- Time Evolution Operator
1. Time Symmetry: Schrödinger Picture
The inner product between two states should be preserved under time evolution:
$\langle\phi|\psi\rangle = \langle\phi|U^{\dagger}(\Delta t)U(\Delta t)|\psi\rangle$, where $U(\Delta t)|\psi\rangle = |\psi;\Delta t\rangle$
Therefore, $U^{\dagger}(\Delta t)U(\Delta t) = 1$
This means that $U(\Delta t)$ is a unitary operator.
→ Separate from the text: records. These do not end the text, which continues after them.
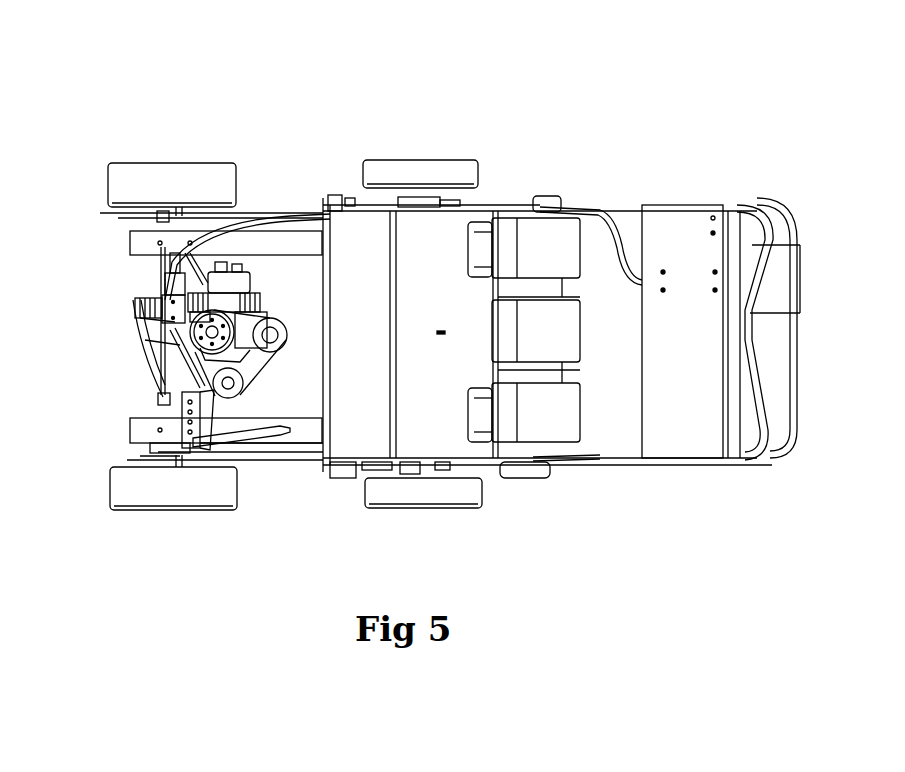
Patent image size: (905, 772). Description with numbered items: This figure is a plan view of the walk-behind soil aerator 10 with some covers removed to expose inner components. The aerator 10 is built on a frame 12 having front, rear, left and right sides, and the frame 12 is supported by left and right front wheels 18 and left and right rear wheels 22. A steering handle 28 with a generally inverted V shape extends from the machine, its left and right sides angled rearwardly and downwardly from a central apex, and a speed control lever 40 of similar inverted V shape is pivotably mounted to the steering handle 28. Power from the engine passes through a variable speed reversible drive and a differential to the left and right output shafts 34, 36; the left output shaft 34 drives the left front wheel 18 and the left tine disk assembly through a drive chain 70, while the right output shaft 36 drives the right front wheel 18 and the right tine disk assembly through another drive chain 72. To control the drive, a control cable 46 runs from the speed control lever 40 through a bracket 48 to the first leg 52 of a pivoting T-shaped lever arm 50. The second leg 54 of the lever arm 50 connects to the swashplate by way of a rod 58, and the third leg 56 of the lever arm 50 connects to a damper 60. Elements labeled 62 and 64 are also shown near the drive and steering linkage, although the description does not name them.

The walk-behind soil aerator 10 is at (405, 118).
The frame 12 is at (286, 240).
The front wheels 18 is at (172, 185).
The rear wheels 22 is at (476, 172).
The steering handle 28 is at (765, 447).
The left output shaft 34 is at (185, 448).
The right output shaft 36 is at (170, 224).
The speed control lever 40 is at (785, 445).
The control cable 46 is at (160, 285).
The bracket 48 is at (170, 305).
The lever arm 50 is at (168, 398).
The first leg 52 is at (157, 403).
The second leg 54 is at (158, 380).
The third leg 56 is at (186, 430).
The rod 58 is at (199, 430).
The damper 60 is at (253, 434).
The suspension arm 62 is at (155, 462).
The tie rod 64 is at (160, 213).
The drive chain 70 is at (240, 460).
The drive chain 72 is at (207, 218).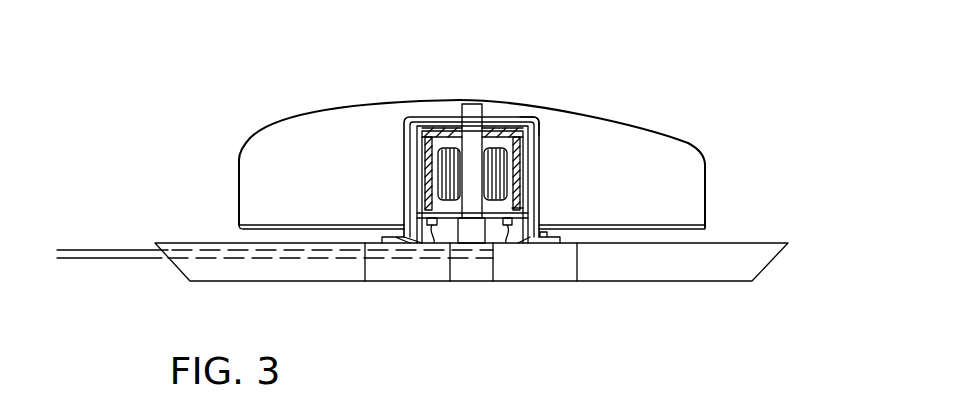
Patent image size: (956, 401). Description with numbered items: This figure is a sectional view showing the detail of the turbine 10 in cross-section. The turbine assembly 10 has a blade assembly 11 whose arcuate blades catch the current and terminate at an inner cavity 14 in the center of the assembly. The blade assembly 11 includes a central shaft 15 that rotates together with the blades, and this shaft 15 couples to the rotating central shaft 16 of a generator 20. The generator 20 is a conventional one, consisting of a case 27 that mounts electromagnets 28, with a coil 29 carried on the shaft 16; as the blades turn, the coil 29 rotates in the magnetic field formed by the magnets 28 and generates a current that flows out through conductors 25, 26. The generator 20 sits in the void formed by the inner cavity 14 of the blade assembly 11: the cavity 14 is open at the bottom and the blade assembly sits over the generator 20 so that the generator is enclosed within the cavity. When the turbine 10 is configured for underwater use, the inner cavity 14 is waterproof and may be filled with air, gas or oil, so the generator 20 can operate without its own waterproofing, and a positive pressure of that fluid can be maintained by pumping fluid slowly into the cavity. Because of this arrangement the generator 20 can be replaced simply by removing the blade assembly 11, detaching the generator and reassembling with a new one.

The turbine assembly 10 is at (703, 140).
The blade assembly 11 is at (472, 164).
The inner cavity 14 is at (404, 162).
The central shaft 15 is at (470, 103).
The rotating central shaft 16 is at (472, 143).
The generator 20 is at (534, 118).
The conductor 25 is at (85, 250).
The conductor 26 is at (85, 260).
The case 27 is at (512, 208).
The electromagnets 28 is at (428, 135).
The coil 29 is at (507, 173).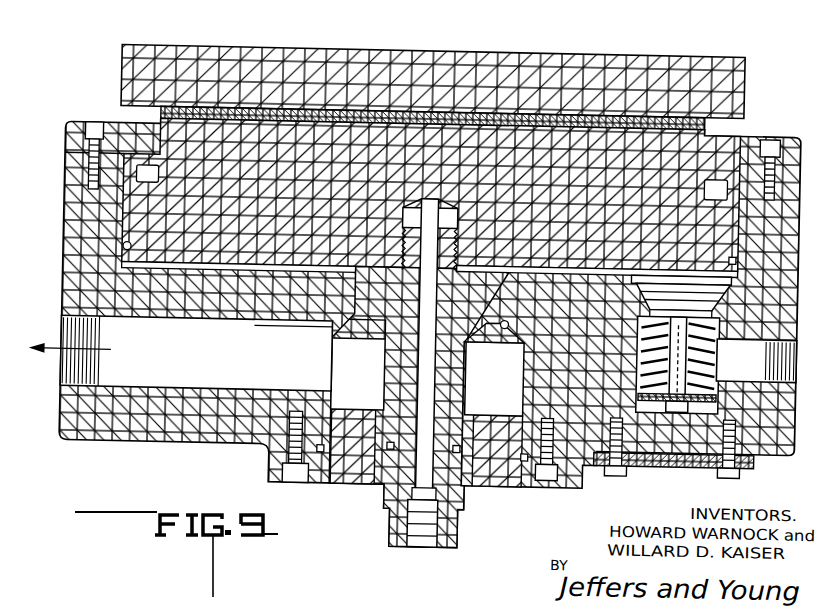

2. General Form of Unitary Operator $U$
$U=e^{i\Omega}$, where $\Omega^{\dagger} = \Omega$
3. Representation of $U(\Delta t)$
$U(\Delta t) = e^{i\Delta t \Omega}$
4. Verification of Group Property
$U(\Delta t_2)U(\Delta t_1) = U(\Delta t_1 + \Delta t_2)$ holds:
$$U(\Delta t_2)U(\Delta t_1) = e^{i\Delta t_2 \Omega}e^{i\Delta t_1 \Omega} = e^{i(\Delta t_1+\Delta t_2)\Omega}$$
5. Approximation of $U(\Delta t)$
For small $\Delta t$:
$U(\Delta t) \approx 1 + i\Omega \Delta t$
6. Unitary Equivalence Transformation: Heisenberg Picture
$|x’\rangle \to |x’; \Delta t\rangle( = U^{\dagger}(\Delta t)|x’\rangle )$ $\leftrightarrow$ $x|x’\rangle = x U(\Delta t)U^{\dagger}(\Delta t)|x’\rangle = x’|x’\rangle$
From $x U(\Delta t)U^{\dagger}(\Delta t)|x’\rangle = x’|x’\rangle$, multiplying both sides by $U^{\dagger}(\Delta t)$:
$U^{\dagger}(\Delta t)x U(\Delta t)U^{\dagger}(\Delta t)|x’\rangle = x’U^{\dagger}(\Delta t)|x’\rangle$
Since $U^{\dagger}(\Delta t)|x’\rangle = |x’; \Delta t\rangle$:
$U^{\dagger}(\Delta t)x U(\Delta t)|x’; \Delta t\rangle = x(\Delta t)|x’; \Delta t\rangle$
Therefore, $x \to x(\Delta t) = U^{\dagger}(\Delta t)x U(\Delta t)$
7. Approximate Calculation of Unitary Equivalence Transformation
Using $U(\Delta t) = 1 + i\Omega \Delta t$:
$$\begin{align*} &U^{\dagger}(\Delta t)x U(\Delta t) \\ &= (1 - i\Omega \Delta t)x(1 + i\Omega \Delta t)\\ &= x + i \Delta t[x,\Omega] + O((\Delta t)^2) \end{align*}$$$$\begin{align*} &U^{\dagger}(\Delta t)x U(\Delta t)|x'; \Delta t\rangle\\ &\approx (x + i \Delta t[x,\Omega])|x'; \Delta t\rangle = x(\Delta t)|x'; \Delta t\rangle \end{align*}$$Therefore, $-\Delta x+ i \Delta t[x,\Omega]=0$, which means $i[x,\Omega] = \frac{\Delta x}{\Delta t}$
This gives us $i \hbar \frac{\Delta x}{\Delta t} = [x,-\hbar \Omega]$, so $[x,H] = [x,-\hbar \Omega]$
Therefore, $\Omega = -\frac{H}{\hbar}$
8. Exponential Representation of $U(\Delta t)$
Since $U(\Delta t) = e^{i\Omega \Delta t}$ and $\Omega = -\frac{H}{\hbar}$:
$$U(\Delta t) = e^{-\frac{i}{\hbar}H \Delta t}$$
This is the time evolution operator in quantum mechanics, showing how quantum states evolve over time according to the Hamiltonian $H$.